Poker is not a sport, but it is a performance. I scored very poorly on my prep quiz for last night’s big game, and ended up playing very hesitantly. I was fatigued and did not trust myself.
Should I have gone to play? Yes. The lesson is not I have sit on the sidelines, but to prepare myself better and take my job seriously.
The key hand for the whole night involved a range decision which I punted away. There is a maniac in our games, a very wealthy man whose primary pleasure is bluffing out the nits, his second one putting people on AK and gambling. After his fifth buy in, he open raised 25x, while waiting for the rest of his chips to arrive. Folded to me with A9o. I’ve played with these guys and I know how to handle him. I’ve shipped much worse than A9. Yet now I pass, and instead he gets in with a dominated hand and loses to 55, which I would have folded out.

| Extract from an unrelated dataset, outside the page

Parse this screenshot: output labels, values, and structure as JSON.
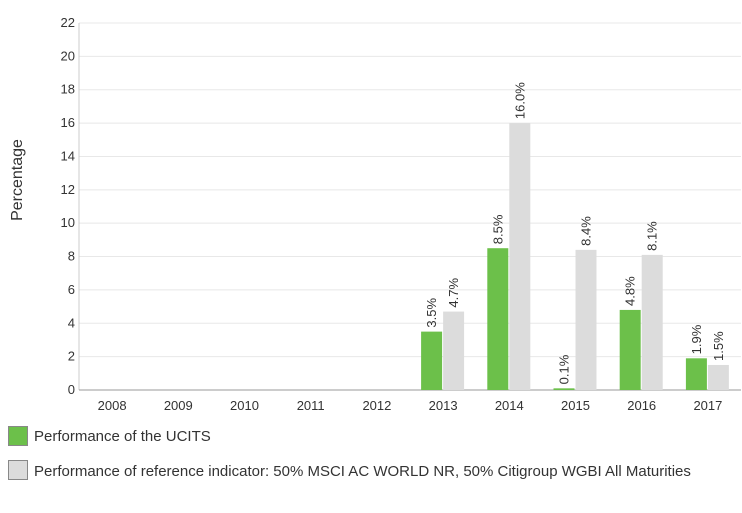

The Maniac only has one more bullet on him, and takes his martini to the lounge. His assistant picks up his stuff and chagrin washes over me. He’s not coming back. It’s not the cash that bothers him, it’s the perceived unfairness of losing six buyins and having eight people salivating over you. He’s a life winner, he doesn’t have to be here when drinks and cigars and good times are waiting.
This hand is a disaster, a real failure on my part. The problem is that money like this is never on the table long. When dealing with a true whale, you have to take the spots you are given. They aren’t always perfect, but being the guy waiting for safety in poker is mediocre. The whale’s shame and mine are different, but that’s our mutual poker story tonight.
Now I’m grumpy. I get an overpair cracked by a guy on a life poker heater, already beneficiary of two of the whale’s buyins, have dinner, and begin the long, dark drive home.
The curtain goes up at seven tonight, will I know the script a little better?